Nothing Speaks Grandfather Energy To Me Like This Sea Turtle
Wheew, what a past week or so it has been. I got on the plane a week ago Thursday for NYC and a wild and beautiful group of Leadership Graduates, hung with them in my elder consciousness to the best of mySelf’s ability. I spoke, or should I say riffed, for an hour or so about consciousness and transformation, two of the most important things to be riffing about these days. I sat in my ease and just let it flow and as I let it flow, I would take these connective pauses and look out and see in the audience people leaning forward hungry for more and I would see people leaning backwards and soaking it in like a meditation and I would see people falling asleep, and as I looked out there I would feel it was all good. I actually had the thought of when the grandfather gathers the generations around him and tells a story or does a slide show of his first trip to Australia, and all the ways that the family gather around him. Like that grandfather I was fine and not having a single controlling or insecure thought going through me, like “wake up this is important” or “everyone SHOULD like me and respect me enough to at least pretend like they do”. Those old reactions now belong to a powerful past. A past where I KEPT people awake and didn’t honor their dreaming time because what I had to say and do was important and it needed attention. I needed attention. As I looked around that dance studio in NYC and riffed on about all that wanted to flow from me I didn’t NEED that attention at all. I was just completely enjoying mySelf and whatever was bubbling up for me in the moment. I was feeling into the “WE” and loving everyone. It was a good feeling. When I was done, I didn’t care if it was “good” or not, I didn’t care whether people got “value” or not and I didn’t care if anyone even understood what I had said. I had just said what I wanted to say in that moment and was complete. I was available, as a good grandfather is, to be appreciated and loved and respected. I was fine with any feelings of challenge and question, and so I didn’t notice it much if it was there. I finished and left the room feeling more complete then I ever have felt after being in front of a group of people.
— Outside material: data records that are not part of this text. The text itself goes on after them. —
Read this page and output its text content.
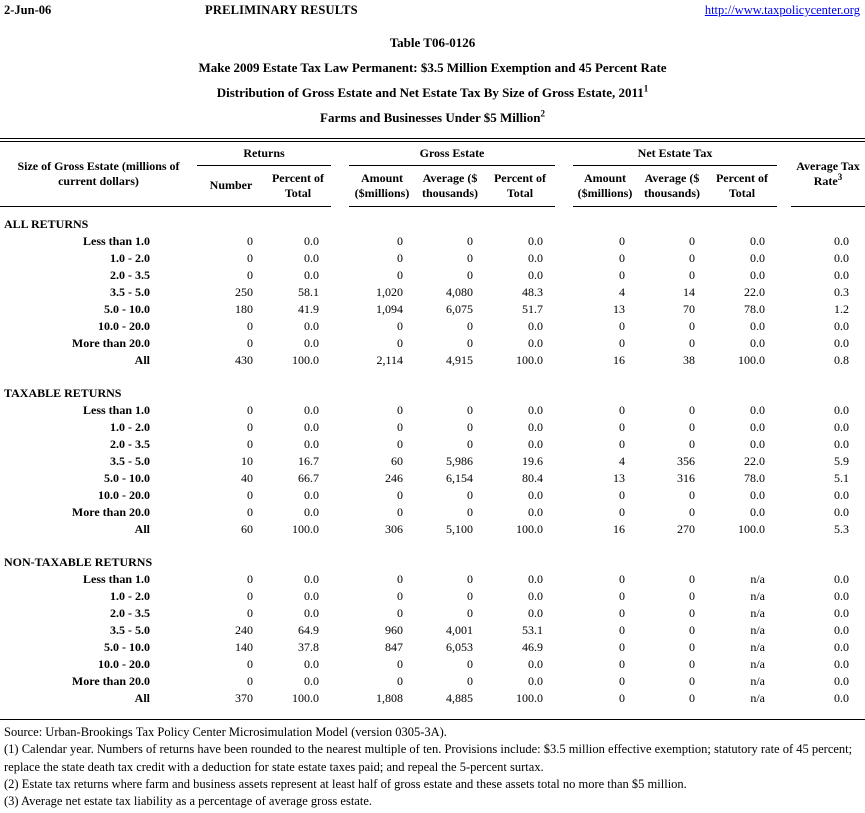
2-Jun-06	PRELIMINARY RESULTS	http://www.taxpolicycenter.org

Table T06-0126

Make 2009 Estate Tax Law Permanent: $3.5 Million Exemption and 45 Percent Rate

Distribution of Gross Estate and Net Estate Tax By Size of Gross Estate, 2011$^1$

Farms and Businesses Under $5 Million$^2$

Size of Gross Estate (millions of current dollars)	Returns			Gross Estate				Net Estate Tax				Average Tax Rate$^3$
	Number	Percent of Total		Amount ($millions)	Average ($ thousands)	Percent of Total		Amount ($millions)	Average ($ thousands)	Percent of Total		
ALL RETURNS												
Less than 1.0	0	0.0		0	0	0.0		0	0	0.0		0.0
1.0 - 2.0	0	0.0		0	0	0.0		0	0	0.0		0.0
2.0 - 3.5	0	0.0		0	0	0.0		0	0	0.0		0.0
3.5 - 5.0	250	58.1		1,020	4,080	48.3		4	14	22.0		0.3
5.0 - 10.0	180	41.9		1,094	6,075	51.7		13	70	78.0		1.2
10.0 - 20.0	0	0.0		0	0	0.0		0	0	0.0		0.0
More than 20.0	0	0.0		0	0	0.0		0	0	0.0		0.0
All	430	100.0		2,114	4,915	100.0		16	38	100.0		0.8
TAXABLE RETURNS												
Less than 1.0	0	0.0		0	0	0.0		0	0	0.0		0.0
1.0 - 2.0	0	0.0		0	0	0.0		0	0	0.0		0.0
2.0 - 3.5	0	0.0		0	0	0.0		0	0	0.0		0.0
3.5 - 5.0	10	16.7		60	5,986	19.6		4	356	22.0		5.9
5.0 - 10.0	40	66.7		246	6,154	80.4		13	316	78.0		5.1
10.0 - 20.0	0	0.0		0	0	0.0		0	0	0.0		0.0
More than 20.0	0	0.0		0	0	0.0		0	0	0.0		0.0
All	60	100.0		306	5,100	100.0		16	270	100.0		5.3
NON-TAXABLE RETURNS												
Less than 1.0	0	0.0		0	0	0.0		0	0	n/a		0.0
1.0 - 2.0	0	0.0		0	0	0.0		0	0	n/a		0.0
2.0 - 3.5	0	0.0		0	0	0.0		0	0	n/a		0.0
3.5 - 5.0	240	64.9		960	4,001	53.1		0	0	n/a		0.0
5.0 - 10.0	140	37.8		847	6,053	46.9		0	0	n/a		0.0
10.0 - 20.0	0	0.0		0	0	0.0		0	0	n/a		0.0
More than 20.0	0	0.0		0	0	0.0		0	0	n/a		0.0
All	370	100.0		1,808	4,885	100.0		0	0	n/a		0.0
Source: Urban-Brookings Tax Policy Center Microsimulation Model (version 0305-3A).
(1) Calendar year. Numbers of returns have been rounded to the nearest multiple of ten. Provisions include: $3.5 million effective exemption; statutory rate of 45 percent; replace the state death tax credit with a deduction for state estate taxes paid; and repeal the 5-percent surtax.
(2) Estate tax returns where farm and business assets represent at least half of gross estate and these assets total no more than $5 million.
(3) Average net estate tax liability as a percentage of average gross estate.
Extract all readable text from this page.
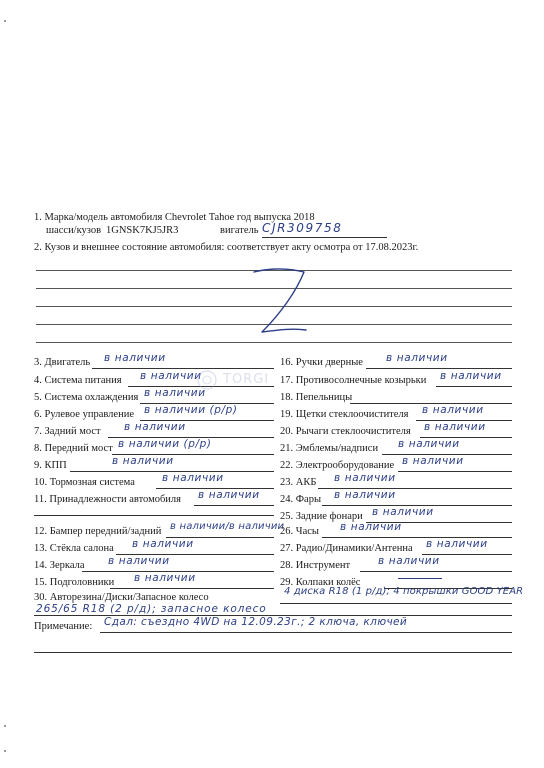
1. Марка/модель автомобиля Chevrolet Tahoe год выпуска 2018
шасси/кузов 1GNSK7KJ5JR3	вигатель CJR309758
2. Кузов и внешнее состояние автомобиля: соответствует акту осмотра от 17.08.2023г.
3. Двигатель в наличии
4. Система питания в наличии
5. Система охлаждения в наличии
6. Рулевое управление в наличии (р/р)
7. Задний мост в наличии
8. Передний мост в наличии (р/р)
9. КПП	в наличии
10. Тормозная система	в наличии
11. Принадлежности автомобиля в наличии
12. Бампер передний/задний в наличии/в наличии
13. Стёкла салона в наличии
14. Зеркала в наличии
15. Подголовники в наличии
16. Ручки дверные в наличии
17. Противосолнечные козырьки в наличии
18. Пепельницы
19. Щетки стеклоочистителя в наличии
20. Рычаги стеклоочистителя в наличии
21. Эмблемы/надписи в наличии
22. Электрооборудование в наличии
23. АКБ в наличии
24. Фары в наличии
25. Задние фонари в наличии
26. Часы в наличии
27. Радио/Динамики/Антенна в наличии
28. Инструмент	в наличии
29. Колпаки колёс
30. Авторезина/Диски/Запасное колесо
4 диска R18 (1 р/д); 4 покрышки GOOD YEAR
265/65 R18 (2 р/д); запасное колесо
Примечание: Сдал: съездно 4WD на 12.09.23г.; 2 ключа, ключей
TORGI
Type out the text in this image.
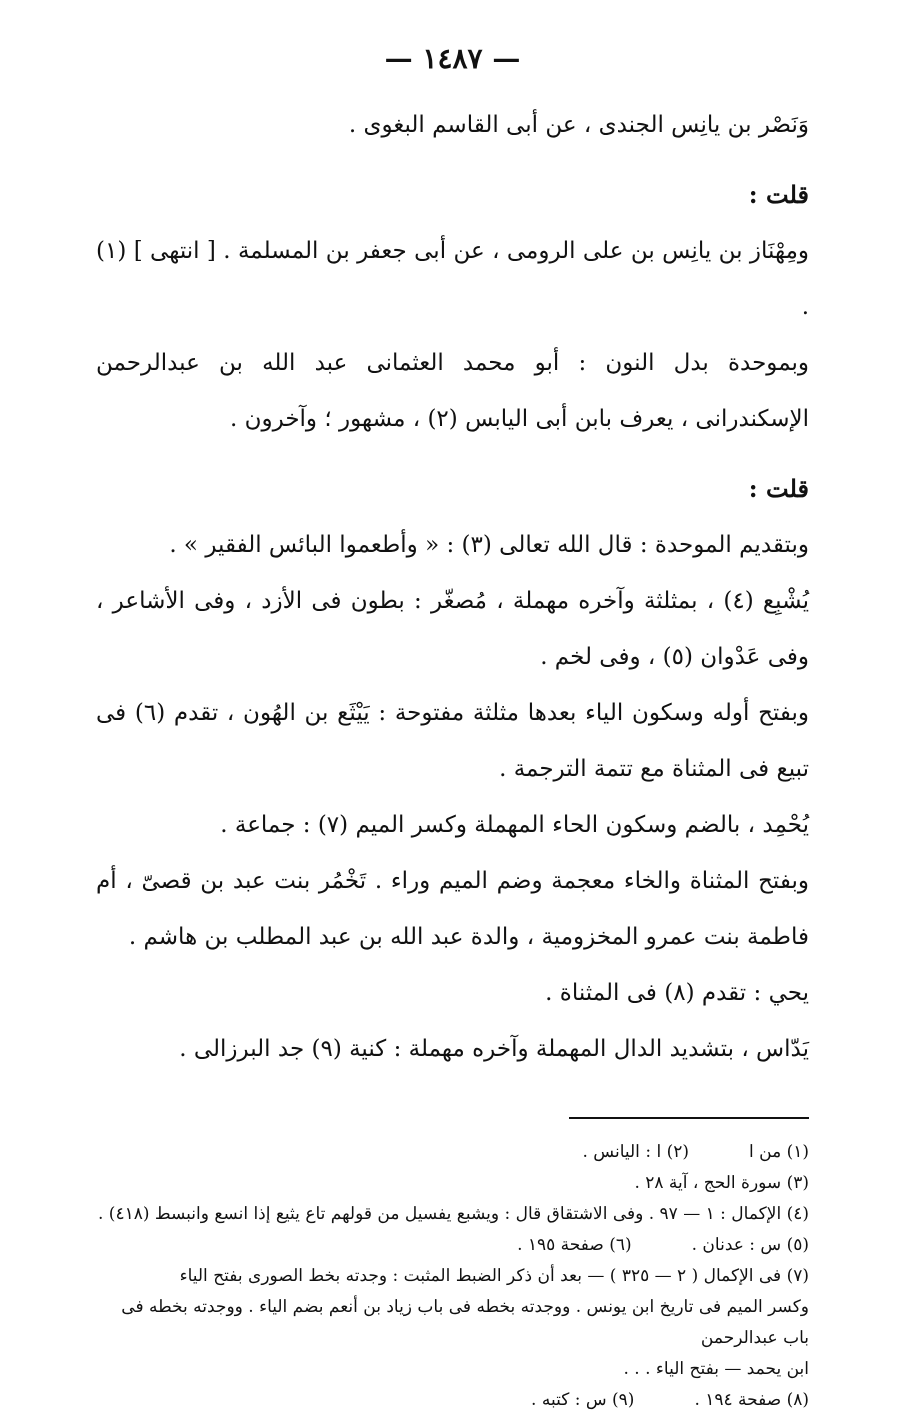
— ١٤٨٧ —

وَنَصْر بن يانِس الجندى ، عن أبى القاسم البغوى .

قلت :

ومِهْنَاز بن يانِس بن على الرومى ، عن أبى جعفر بن المسلمة . [ انتهى ] (١) .

وبموحدة بدل النون : أبو محمد العثمانى عبد الله بن عبدالرحمن الإسكندرانى ، يعرف بابن أبى اليابس (٢) ، مشهور ؛ وآخرون .

قلت :

وبتقديم الموحدة : قال الله تعالى (٣) : « وأطعموا البائس الفقير » .

يُشْبِع (٤) ، بمثلثة وآخره مهملة ، مُصغّر : بطون فى الأزد ، وفى الأشاعر ، وفى عَدْوان (٥) ، وفى لخم .

وبفتح أوله وسكون الياء بعدها مثلثة مفتوحة : يَيْثَع بن الهُون ، تقدم (٦) فى تبيع فى المثناة مع تتمة الترجمة .

يُحْمِد ، بالضم وسكون الحاء المهملة وكسر الميم (٧) : جماعة .

وبفتح المثناة والخاء معجمة وضم الميم وراء . تَخْمُر بنت عبد بن قصىّ ، أم فاطمة بنت عمرو المخزومية ، والدة عبد الله بن عبد المطلب بن هاشم .

يحي : تقدم (٨) فى المثناة .

يَدّاس ، بتشديد الدال المهملة وآخره مهملة : كنية (٩) جد البرزالى .

(١) من ا
(٢) ا : اليانس .

(٣) سورة الحج ، آية ٢٨ .

(٤) الإكمال : ١ — ٩٧ . وفى الاشتقاق قال : ويشبع يفسيل من قولهم تاع يثيع إذا انسع وانبسط (٤١٨) .

(٥) س : عدنان .
(٦) صفحة ١٩٥ .

(٧) فى الإكمال ( ٢ — ٣٢٥ ) — بعد أن ذكر الضبط المثبت : وجدته بخط الصورى بفتح الياء

وكسر الميم فى تاريخ ابن يونس . ووجدته بخطه فى باب زياد بن أنعم بضم الياء . ووجدته بخطه فى باب عبدالرحمن

ابن يحمد — بفتح الياء . . .

(٨) صفحة ١٩٤ .
(٩) س : كتبه .
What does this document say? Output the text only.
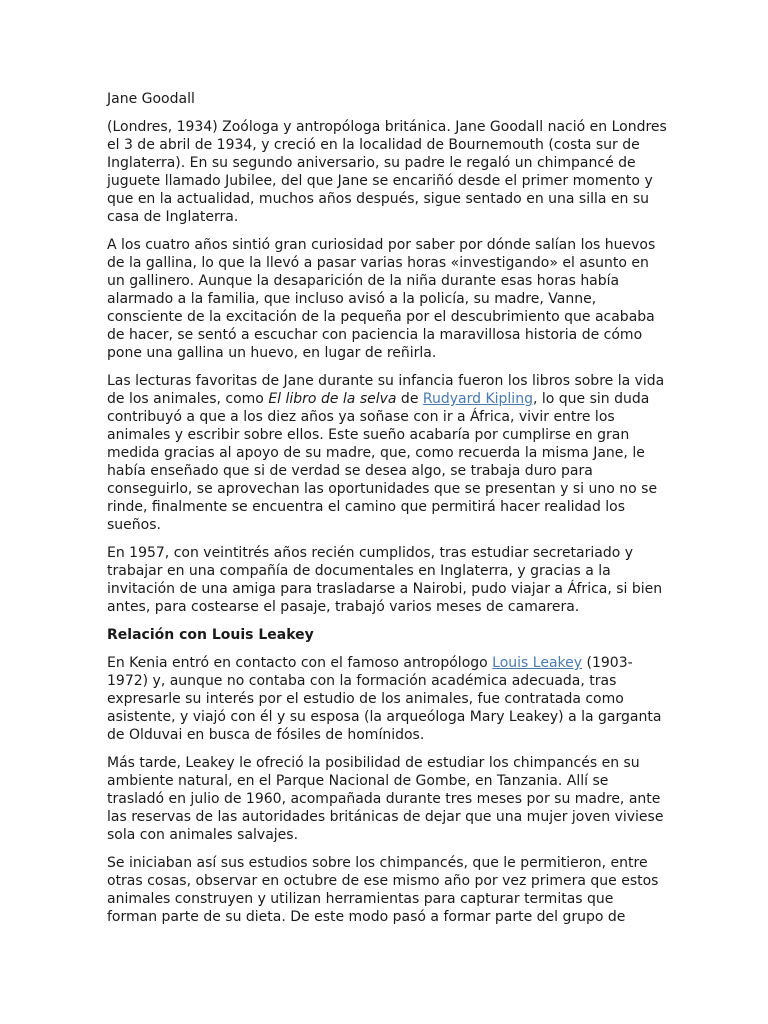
Jane Goodall

(Londres, 1934) Zoóloga y antropóloga británica. Jane Goodall nació en Londres el 3 de abril de 1934, y creció en la localidad de Bournemouth (costa sur de Inglaterra). En su segundo aniversario, su padre le regaló un chimpancé de juguete llamado Jubilee, del que Jane se encariñó desde el primer momento y que en la actualidad, muchos años después, sigue sentado en una silla en su casa de Inglaterra.

A los cuatro años sintió gran curiosidad por saber por dónde salían los huevos de la gallina, lo que la llevó a pasar varias horas «investigando» el asunto en un gallinero. Aunque la desaparición de la niña durante esas horas había alarmado a la familia, que incluso avisó a la policía, su madre, Vanne, consciente de la excitación de la pequeña por el descubrimiento que acababa de hacer, se sentó a escuchar con paciencia la maravillosa historia de cómo pone una gallina un huevo, en lugar de reñirla.

Las lecturas favoritas de Jane durante su infancia fueron los libros sobre la vida de los animales, como El libro de la selva de Rudyard Kipling, lo que sin duda contribuyó a que a los diez años ya soñase con ir a África, vivir entre los animales y escribir sobre ellos. Este sueño acabaría por cumplirse en gran medida gracias al apoyo de su madre, que, como recuerda la misma Jane, le había enseñado que si de verdad se desea algo, se trabaja duro para conseguirlo, se aprovechan las oportunidades que se presentan y si uno no se rinde, finalmente se encuentra el camino que permitirá hacer realidad los sueños.

En 1957, con veintitrés años recién cumplidos, tras estudiar secretariado y trabajar en una compañía de documentales en Inglaterra, y gracias a la invitación de una amiga para trasladarse a Nairobi, pudo viajar a África, si bien antes, para costearse el pasaje, trabajó varios meses de camarera.

Relación con Louis Leakey

En Kenia entró en contacto con el famoso antropólogo Louis Leakey (1903-1972) y, aunque no contaba con la formación académica adecuada, tras expresarle su interés por el estudio de los animales, fue contratada como asistente, y viajó con él y su esposa (la arqueóloga Mary Leakey) a la garganta de Olduvai en busca de fósiles de homínidos.

Más tarde, Leakey le ofreció la posibilidad de estudiar los chimpancés en su ambiente natural, en el Parque Nacional de Gombe, en Tanzania. Allí se trasladó en julio de 1960, acompañada durante tres meses por su madre, ante las reservas de las autoridades británicas de dejar que una mujer joven viviese sola con animales salvajes.

Se iniciaban así sus estudios sobre los chimpancés, que le permitieron, entre otras cosas, observar en octubre de ese mismo año por vez primera que estos animales construyen y utilizan herramientas para capturar termitas que forman parte de su dieta. De este modo pasó a formar parte del grupo de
I left NYC and flew to NC to meet up with the Chickadees. This elder energy followed me there and I had an entirely different leading experience. I have sought the elder energy before in Leading the Leadership Program and found it illusive and hard to hold onto. That old warrior would pop his head in to the circle and insist that he run the show. There was always something to fight for. I still felt the importance of the work in my heart and I still felt the need to fight for the higher selves in the room and to make very little room for the destructive selves to come in and set up camp. I just didn’t feel the need to work so hard at it. I had some moments of warrior energy where I stepped up with my fierceness and pointed the way. However these moments came out of a place of patience and compassion that allowed things to move on the way they were for a bit longer then I would have in the past. To allow my emotions to settle down some and to step into some of the tools I have learned in the Black Lodge around Emotional Stability. So I hung back in my patience and let the emotions roll through me, keeping an eye on them and then I would go back and grab one and bring it forward,put it into my heart or gut and step out into the battle with the consciousness destructive energies. As I would go out into that energy I felt less like a warrior and more like a medicine man and a grandfather using all of the resources in me and around me to stand patiently in the blast of wind as those destructive energies stormed up and then blew away. I would sit mySelf back down into my elder chair next to my brilliant co-leader Rick Tamlyn and breathe into the next moment. It ended up being a beautiful and loving week with the Chickadees with wings aflutter and beaks chirping as we all headed of for our little migrations around this wonderful world.